Hello Gustaf,
first, a happy new year to everybody!
Ihnen auch ein frohes neues Jahr :)!
Here is a small example for tracing the calls within a method ("doit"), which is somewhat similar to enterstep. Given is the following sample script:
[...]
The example is very illustrative, thanks for that. However, it seems that only calls to object methods are traced. In practical code I have ordinary Tcl statements as well, e.g. the instproc "doit" could look like:
B instproc doit {args} { my set x 1 my foo set l {a b c d} for {set i 0} {$i < [llength $l]} {incr i} { puts $i my_old_tcl_proc $i [lindex $l $i] } # lots of other stuff... next my set y 4 }
When I run that, only the calls to [my set x 1], [my foo] etc. are intercepted, but not [set l {a b c d}] and [for].
Allthough all xotcl methods are commands, with the current framework, the tcl command traces are not called autmatically, since the basic invocation mechanisms (with inheritance, filters, mixins) are handled by xotcl. Without looking into the details, i think it should be possible with moderate effort to incorporate tcl command traces in xotcl. But one has to convince the developers, that adding yet another interception mechanism to xotcl adds more benefits than causing confusion.
I see that there is no need for another interception technique, but it would be really helpful to have the current filter techiques also applied to ordinary Tcl code inside methods.
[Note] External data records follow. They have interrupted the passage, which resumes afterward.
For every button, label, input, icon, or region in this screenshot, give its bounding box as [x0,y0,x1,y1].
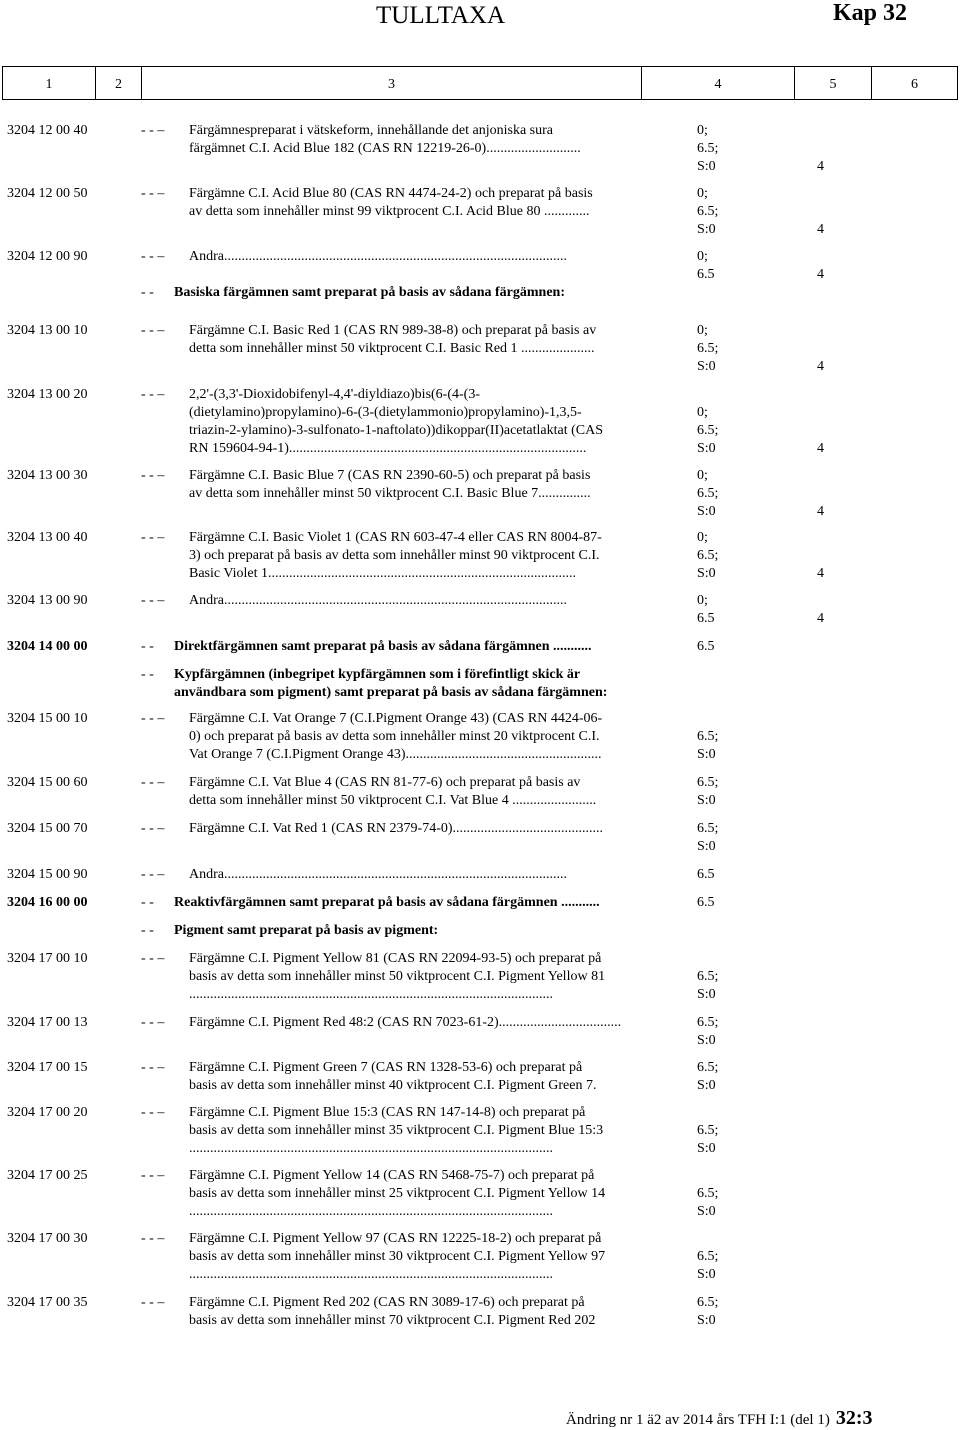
duty-rate [697,894,747,912]
indent-dashes: - - – [141,711,165,726]
description-line: Färgämne C.I. Pigment Yellow 14 (CAS RN 5468-75-7) och preparat på [189,1168,595,1183]
column-6-value: 4 [817,441,824,456]
description-line: RN 159604-94-1)..................................................................................... [189,441,587,456]
tariff-code: 3204 16 00 00 [7,895,88,910]
tariff-code: 3204 17 00 35 [7,1295,88,1310]
duty-rate-line: 6.5; [697,1295,719,1310]
tariff-code: 3204 14 00 00 [7,639,88,654]
description-line: Färgämne C.I. Basic Violet 1 (CAS RN 603-47-4 eller CAS RN 8004-87- [189,530,602,545]
duty-rate-line: 6.5; [697,1186,719,1201]
description-line: Basiska färgämnen samt preparat på basis av sådana färgämnen: [174,285,565,300]
goods-description [189,592,629,610]
description-line: av detta som innehåller minst 99 viktprocent C.I. Acid Blue 80 ............. [189,204,590,219]
duty-rate-line: 6.5; [697,1015,719,1030]
document-title: TULLTAXA [376,2,506,29]
description-line: basis av detta som innehåller minst 70 viktprocent C.I. Pigment Red 202 [189,1313,596,1328]
description-line: ........................................................................................................ [189,1204,553,1219]
goods-description [189,1167,629,1221]
duty-rate-line: S:0 [697,441,716,456]
indent-dashes: - - [141,285,154,300]
duty-rate-line: 0; [697,530,708,545]
duty-rate [697,592,747,628]
description-line: detta som innehåller minst 50 viktprocent C.I. Vat Blue 4 ........................ [189,793,597,808]
duty-rate-line: S:0 [697,222,716,237]
tariff-code: 3204 12 00 50 [7,186,88,201]
tariff-code: 3204 12 00 40 [7,123,88,138]
indent-dashes: - - – [141,530,165,545]
description-line: av detta som innehåller minst 50 viktprocent C.I. Basic Blue 7............... [189,486,591,501]
duty-rate-line: 6.5; [697,821,719,836]
duty-rate [697,322,747,376]
description-line: Färgämne C.I. Vat Orange 7 (C.I.Pigment Orange 43) (CAS RN 4424-06- [189,711,603,726]
indent-dashes: - - – [141,1231,165,1246]
duty-rate-line: S:0 [697,793,716,808]
tariff-code: 3204 17 00 30 [7,1231,88,1246]
tariff-code: 3204 13 00 40 [7,530,88,545]
indent-dashes: - - – [141,123,165,138]
column-6-value: 4 [817,159,824,174]
column-header-4: 4 [642,67,795,99]
indent-dashes: - - – [141,1015,165,1030]
goods-description [189,248,629,266]
duty-rate-line [697,950,747,968]
description-line: basis av detta som innehåller minst 30 viktprocent C.I. Pigment Yellow 97 [189,1249,606,1264]
duty-rate-line: 6.5 [697,867,715,882]
duty-rate-line: 6.5; [697,1060,719,1075]
description-line: Färgämne C.I. Pigment Green 7 (CAS RN 1328-53-6) och preparat på [189,1060,583,1075]
column-header-3: 3 [142,67,642,99]
duty-rate-line: S:0 [697,1313,716,1328]
column-6-value: 4 [817,267,824,282]
duty-rate-line: 0; [697,593,708,608]
goods-description [189,122,629,158]
duty-rate-line: 6.5; [697,1123,719,1138]
duty-rate-line: 6.5 [697,611,715,626]
indent-dashes: - - [141,895,154,910]
description-line: basis av detta som innehåller minst 25 viktprocent C.I. Pigment Yellow 14 [189,1186,606,1201]
indent-dashes: - - – [141,775,165,790]
page-footer [566,1407,873,1430]
footer-text: Ändring nr 1 ä2 av 2014 års TFH I:1 (del 1) [566,1412,830,1428]
goods-description [189,1059,629,1095]
description-line: Reaktivfärgämnen samt preparat på basis av sådana färgämnen ........... [174,895,600,910]
description-line: Kypfärgämnen (inbegripet kypfärgämnen som i förefintligt skick är [174,667,581,682]
goods-description [174,284,694,302]
goods-description [189,950,629,1004]
column-6-value: 4 [817,359,824,374]
indent-dashes: - - – [141,249,165,264]
description-line: Färgämne C.I. Vat Blue 4 (CAS RN 81-77-6) och preparat på basis av [189,775,581,790]
duty-rate [697,529,747,583]
duty-rate-line: 6.5; [697,423,719,438]
indent-dashes: - - – [141,821,165,836]
goods-description [174,666,694,702]
tariff-code: 3204 13 00 10 [7,323,88,338]
duty-rate [697,1059,747,1095]
column-header-1: 1 [3,67,96,99]
description-line: Färgämne C.I. Pigment Blue 15:3 (CAS RN 147-14-8) och preparat på [189,1105,586,1120]
goods-description [189,529,629,583]
duty-rate [697,866,747,884]
column-6-value: 4 [817,566,824,581]
indent-dashes: - - – [141,1060,165,1075]
goods-description [189,467,629,503]
description-line: Pigment samt preparat på basis av pigment: [174,923,439,938]
goods-description [189,1230,629,1284]
indent-dashes: - - – [141,468,165,483]
column-6-value: 4 [817,504,824,519]
duty-rate [697,1167,747,1221]
description-line: 2,2'-(3,3'-Dioxidobifenyl-4,4'-diyldiazo)bis(6-(4-(3- [189,387,480,402]
duty-rate-line [697,1104,747,1122]
indent-dashes: - - – [141,593,165,608]
column-6-value: 4 [817,611,824,626]
goods-description [189,322,629,358]
duty-rate [697,1294,747,1330]
goods-description [174,922,694,940]
tariff-code: 3204 15 00 90 [7,867,88,882]
goods-description [189,710,629,764]
description-line: Färgämne C.I. Pigment Yellow 97 (CAS RN 12225-18-2) och preparat på [189,1231,602,1246]
description-line: Direktfärgämnen samt preparat på basis av sådana färgämnen ........... [174,639,592,654]
duty-rate [697,1104,747,1158]
column-header-2: 2 [96,67,142,99]
duty-rate [697,820,747,856]
indent-dashes: - - – [141,1168,165,1183]
column-header-5: 5 [795,67,872,99]
goods-description [174,894,694,912]
duty-rate-line: S:0 [697,1141,716,1156]
duty-rate-line: 6.5; [697,486,719,501]
duty-rate-line: 6.5; [697,204,719,219]
duty-rate-line: S:0 [697,1033,716,1048]
description-line: 3) och preparat på basis av detta som innehåller minst 90 viktprocent C.I. [189,548,600,563]
description-line: Färgämne C.I. Acid Blue 80 (CAS RN 4474-24-2) och preparat på basis [189,186,593,201]
duty-rate-line: 0; [697,123,708,138]
duty-rate-line: 6.5; [697,1249,719,1264]
duty-rate [697,774,747,810]
description-line: Färgämne C.I. Pigment Yellow 81 (CAS RN 22094-93-5) och preparat på [189,951,602,966]
duty-rate [697,638,747,656]
duty-rate-line: S:0 [697,159,716,174]
duty-rate [697,386,747,458]
duty-rate [697,950,747,1004]
duty-rate [697,122,747,176]
tariff-code: 3204 15 00 70 [7,821,88,836]
indent-dashes: - - – [141,186,165,201]
duty-rate-line [697,1167,747,1185]
chapter-label: Kap 32 [833,0,908,26]
duty-rate-line: S:0 [697,839,716,854]
duty-rate-line [697,710,747,728]
duty-rate-line: S:0 [697,359,716,374]
tariff-code: 3204 17 00 15 [7,1060,88,1075]
duty-rate-line: 6.5; [697,969,719,984]
duty-rate [697,248,747,284]
description-line: Färgämne C.I. Pigment Red 202 (CAS RN 3089-17-6) och preparat på [189,1295,585,1310]
duty-rate-line: 6.5 [697,639,715,654]
tariff-code: 3204 17 00 10 [7,951,88,966]
description-line: Vat Orange 7 (C.I.Pigment Orange 43)........................................................ [189,747,602,762]
tariff-code: 3204 13 00 20 [7,387,88,402]
duty-rate-line: 0; [697,249,708,264]
tariff-code: 3204 15 00 60 [7,775,88,790]
duty-rate-line: 0; [697,405,708,420]
indent-dashes: - - [141,667,154,682]
page-number: 32:3 [835,1407,873,1429]
indent-dashes: - - – [141,1105,165,1120]
goods-description [189,1014,629,1032]
duty-rate-line: 0; [697,323,708,338]
duty-rate-line: S:0 [697,747,716,762]
description-line: ........................................................................................................ [189,1141,553,1156]
description-line: Färgämne C.I. Vat Red 1 (CAS RN 2379-74-0)........................................... [189,821,604,836]
duty-rate-line: 6.5; [697,775,719,790]
indent-dashes: - - – [141,867,165,882]
duty-rate [697,467,747,521]
duty-rate-line: S:0 [697,1078,716,1093]
duty-rate-line: 6.5; [697,141,719,156]
tariff-code: 3204 15 00 10 [7,711,88,726]
description-line: Färgämne C.I. Basic Red 1 (CAS RN 989-38-8) och preparat på basis av [189,323,597,338]
description-line: basis av detta som innehåller minst 40 viktprocent C.I. Pigment Green 7. [189,1078,597,1093]
goods-description [189,866,629,884]
column-6-value: 4 [817,222,824,237]
goods-description [189,774,629,810]
tariff-code: 3204 17 00 13 [7,1015,88,1030]
goods-description [189,386,629,458]
duty-rate-line: 0; [697,468,708,483]
duty-rate-line [697,386,747,404]
duty-rate-line: S:0 [697,1204,716,1219]
duty-rate-line: S:0 [697,504,716,519]
description-line: basis av detta som innehåller minst 50 viktprocent C.I. Pigment Yellow 81 [189,969,606,984]
duty-rate [697,185,747,239]
description-line: detta som innehåller minst 50 viktprocent C.I. Basic Red 1 ..................... [189,341,595,356]
description-line: Färgämne C.I. Basic Blue 7 (CAS RN 2390-60-5) och preparat på basis [189,468,591,483]
description-line: 0) och preparat på basis av detta som innehåller minst 20 viktprocent C.I. [189,729,600,744]
description-line: Färgämnespreparat i vätskeform, innehållande det anjoniska sura [189,123,554,138]
tariff-code: 3204 13 00 90 [7,593,88,608]
description-line: användbara som pigment) samt preparat på basis av sådana färgämnen: [174,685,608,700]
indent-dashes: - - – [141,951,165,966]
goods-description [189,185,629,221]
column-header-6: 6 [911,77,918,92]
tariff-code: 3204 17 00 20 [7,1105,88,1120]
indent-dashes: - - – [141,387,165,402]
duty-rate-line: 6.5 [697,267,715,282]
goods-description [189,1104,629,1158]
duty-rate-line: 6.5 [697,895,715,910]
indent-dashes: - - [141,923,154,938]
duty-rate-line [697,1230,747,1248]
description-line: ........................................................................................................ [189,987,553,1002]
duty-rate-line: S:0 [697,1267,716,1282]
goods-description [174,638,694,656]
duty-rate-line: S:0 [697,566,716,581]
tariff-code: 3204 17 00 25 [7,1168,88,1183]
duty-rate [697,1014,747,1050]
duty-rate-line: 6.5; [697,548,719,563]
goods-description [189,1294,629,1330]
description-line: ........................................................................................................ [189,1267,553,1282]
description-line: triazin-2-ylamino)-3-sulfonato-1-naftolato))dikoppar(II)acetatlaktat (CAS [189,423,604,438]
description-line: basis av detta som innehåller minst 35 viktprocent C.I. Pigment Blue 15:3 [189,1123,604,1138]
indent-dashes: - - – [141,323,165,338]
duty-rate-line: 6.5; [697,341,719,356]
tariff-code: 3204 12 00 90 [7,249,88,264]
description-line: Andra.................................................................................................. [189,593,567,608]
description-line: Färgämne C.I. Pigment Red 48:2 (CAS RN 7023-61-2)................................... [189,1015,622,1030]
tariff-code: 3204 13 00 30 [7,468,88,483]
description-line: Basic Violet 1........................................................................................ [189,566,577,581]
indent-dashes: - - [141,639,154,654]
duty-rate [697,710,747,764]
duty-rate-line: 0; [697,186,708,201]
goods-description [189,820,629,838]
duty-rate-line: 6.5; [697,729,719,744]
description-line: (dietylamino)propylamino)-6-(3-(dietylammonio)propylamino)-1,3,5- [189,405,582,420]
description-line: Andra.................................................................................................. [189,867,567,882]
duty-rate-line: S:0 [697,987,716,1002]
description-line: färgämnet C.I. Acid Blue 182 (CAS RN 12219-26-0)........................... [189,141,581,156]
description-line: Andra.................................................................................................. [189,249,567,264]
indent-dashes: - - – [141,1295,165,1310]
duty-rate [697,1230,747,1284]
To be more precise, I am looking for a way to debug larger XOTcl programs. http://wiki.tcl.tk/6007 describes a very nice and small debugger that uses [trace exec] and can be applied to ordinary Tcl proc's. I would like to extend that code, e.g. create an XOTcl class "Debugger", that provides methods for step, breakpoint etc. It should be possible to mixin this to any other XOTcl object for debugging purposes.